Microsoft was forced to move into the web-based application space because so many innovative applications have been delivered recently as websites. I’m talking about things like Flickr, Gmail, and Basecamp. Companies large and small are building user communities around well-designed, limited-purpose applications like these. The revenue models are a mix of monthly subscriptions and context-sensitive advertising.

I think it’s unlikely that Microsoft will displace any of these Web 2.0 applications anytime soon, but I expect Microsoft’s offerings to be disruptive if they offer decent functionality and integration. Since Microsoft has control over the default settings of a lot of PC operating systems and desktop applications, I expect them to point to services at Live.com. Many PC users do little to customize their desktop environment, so this may hurt the growth of non-Microsoft web services over time.

On the other hand, Microsoft will have to get any services they offer through Live.com to the point of reasonable functionality quickly. Remember how Passport, Microsoft’s security and ecommerce service, failed to catch on? Six months or a year after its initial deployment, I chuckled to myself whenever I saw a website with a Passport login button. The Passport infrastructure lives on in Microsoft’s network of websites, but support for it is by no means considered the must-have feature that Microsoft once hoped.

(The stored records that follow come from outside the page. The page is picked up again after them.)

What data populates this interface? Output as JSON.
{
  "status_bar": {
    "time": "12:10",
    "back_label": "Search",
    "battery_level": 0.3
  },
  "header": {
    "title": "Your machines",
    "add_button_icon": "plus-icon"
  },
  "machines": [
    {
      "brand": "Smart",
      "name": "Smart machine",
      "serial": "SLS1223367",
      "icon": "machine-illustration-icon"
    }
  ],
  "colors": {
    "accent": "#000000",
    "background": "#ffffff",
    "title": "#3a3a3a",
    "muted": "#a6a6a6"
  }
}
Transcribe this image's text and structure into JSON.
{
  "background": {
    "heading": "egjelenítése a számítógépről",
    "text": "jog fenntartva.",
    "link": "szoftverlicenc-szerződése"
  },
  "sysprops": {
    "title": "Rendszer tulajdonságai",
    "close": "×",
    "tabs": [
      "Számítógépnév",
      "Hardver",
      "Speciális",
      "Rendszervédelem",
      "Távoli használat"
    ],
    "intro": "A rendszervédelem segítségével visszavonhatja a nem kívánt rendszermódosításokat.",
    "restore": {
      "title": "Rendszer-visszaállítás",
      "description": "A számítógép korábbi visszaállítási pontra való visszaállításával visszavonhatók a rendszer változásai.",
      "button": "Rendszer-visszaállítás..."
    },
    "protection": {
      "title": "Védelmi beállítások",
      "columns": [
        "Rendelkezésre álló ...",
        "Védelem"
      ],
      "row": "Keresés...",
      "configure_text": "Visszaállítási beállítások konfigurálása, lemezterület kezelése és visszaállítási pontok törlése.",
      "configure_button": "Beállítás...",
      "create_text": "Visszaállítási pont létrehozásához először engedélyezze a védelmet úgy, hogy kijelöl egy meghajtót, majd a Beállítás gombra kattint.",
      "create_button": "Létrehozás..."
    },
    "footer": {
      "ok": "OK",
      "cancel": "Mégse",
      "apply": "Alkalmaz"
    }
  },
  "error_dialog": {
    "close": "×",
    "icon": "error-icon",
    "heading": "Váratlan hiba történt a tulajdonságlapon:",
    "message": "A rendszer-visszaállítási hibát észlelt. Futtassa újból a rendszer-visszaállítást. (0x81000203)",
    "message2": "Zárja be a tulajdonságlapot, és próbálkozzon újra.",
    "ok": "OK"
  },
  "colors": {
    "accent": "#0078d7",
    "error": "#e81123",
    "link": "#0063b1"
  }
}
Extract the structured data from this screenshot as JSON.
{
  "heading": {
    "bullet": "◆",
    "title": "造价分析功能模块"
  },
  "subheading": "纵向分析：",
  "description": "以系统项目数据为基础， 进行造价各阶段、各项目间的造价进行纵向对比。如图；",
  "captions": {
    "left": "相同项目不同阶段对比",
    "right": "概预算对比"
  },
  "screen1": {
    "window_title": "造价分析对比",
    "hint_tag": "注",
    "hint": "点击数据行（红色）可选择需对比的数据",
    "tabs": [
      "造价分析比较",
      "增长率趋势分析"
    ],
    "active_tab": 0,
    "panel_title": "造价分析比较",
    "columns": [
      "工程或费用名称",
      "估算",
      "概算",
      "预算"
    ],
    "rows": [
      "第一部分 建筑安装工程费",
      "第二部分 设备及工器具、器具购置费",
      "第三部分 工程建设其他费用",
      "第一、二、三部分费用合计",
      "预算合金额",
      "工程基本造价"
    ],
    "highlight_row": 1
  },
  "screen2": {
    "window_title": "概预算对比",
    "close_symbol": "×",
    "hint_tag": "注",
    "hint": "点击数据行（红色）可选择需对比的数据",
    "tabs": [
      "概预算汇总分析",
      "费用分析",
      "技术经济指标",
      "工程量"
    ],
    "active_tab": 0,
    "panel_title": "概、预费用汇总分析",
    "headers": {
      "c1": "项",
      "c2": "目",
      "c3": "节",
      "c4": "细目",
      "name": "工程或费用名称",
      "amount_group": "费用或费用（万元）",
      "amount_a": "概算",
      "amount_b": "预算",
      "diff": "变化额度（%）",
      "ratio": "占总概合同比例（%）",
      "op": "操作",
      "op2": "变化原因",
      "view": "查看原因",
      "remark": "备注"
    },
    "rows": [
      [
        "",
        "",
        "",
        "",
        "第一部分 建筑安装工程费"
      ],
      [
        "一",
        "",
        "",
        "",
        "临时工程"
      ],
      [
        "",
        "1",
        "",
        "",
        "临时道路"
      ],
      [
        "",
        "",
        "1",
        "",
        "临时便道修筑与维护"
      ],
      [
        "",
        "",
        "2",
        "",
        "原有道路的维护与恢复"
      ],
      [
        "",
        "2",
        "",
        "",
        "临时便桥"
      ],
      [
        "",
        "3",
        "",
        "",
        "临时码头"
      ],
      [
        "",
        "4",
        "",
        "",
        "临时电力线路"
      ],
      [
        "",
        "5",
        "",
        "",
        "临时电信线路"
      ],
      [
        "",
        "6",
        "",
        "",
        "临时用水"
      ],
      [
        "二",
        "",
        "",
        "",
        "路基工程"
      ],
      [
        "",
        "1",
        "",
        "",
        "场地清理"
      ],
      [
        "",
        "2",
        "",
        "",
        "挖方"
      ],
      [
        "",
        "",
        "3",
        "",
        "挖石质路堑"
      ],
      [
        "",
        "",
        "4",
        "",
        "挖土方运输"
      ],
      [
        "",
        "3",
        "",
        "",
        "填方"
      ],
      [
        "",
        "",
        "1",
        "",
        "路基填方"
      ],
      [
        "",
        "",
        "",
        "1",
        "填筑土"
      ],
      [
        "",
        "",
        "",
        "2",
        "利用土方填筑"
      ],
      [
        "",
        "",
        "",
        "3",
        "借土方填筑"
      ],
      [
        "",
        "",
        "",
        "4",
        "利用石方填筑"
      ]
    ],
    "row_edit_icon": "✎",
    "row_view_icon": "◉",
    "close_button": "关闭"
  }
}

The Passport fiasco should be a cautionary tale for Microsoft. They should avoid trying to be all things to all people from the very beginning of the Windows Live initiative. I think this is a huge risk for them, since they see small successes in the web space everywhere they look. Microsoft will not be successful at competing with all of these services. It also probably won’t profit from competing with some of them, no matter how they they go about it.

Microsoft could succeed if they approach the market for online applications in a piecemeal fashion, as Russell Beattie suggests. They could build tiny applications like to-do lists and calendars before taking on things like contact management and customer relationship management. If they executed on a business plan like that, they would be a major threat to every Web 2.0 application out there.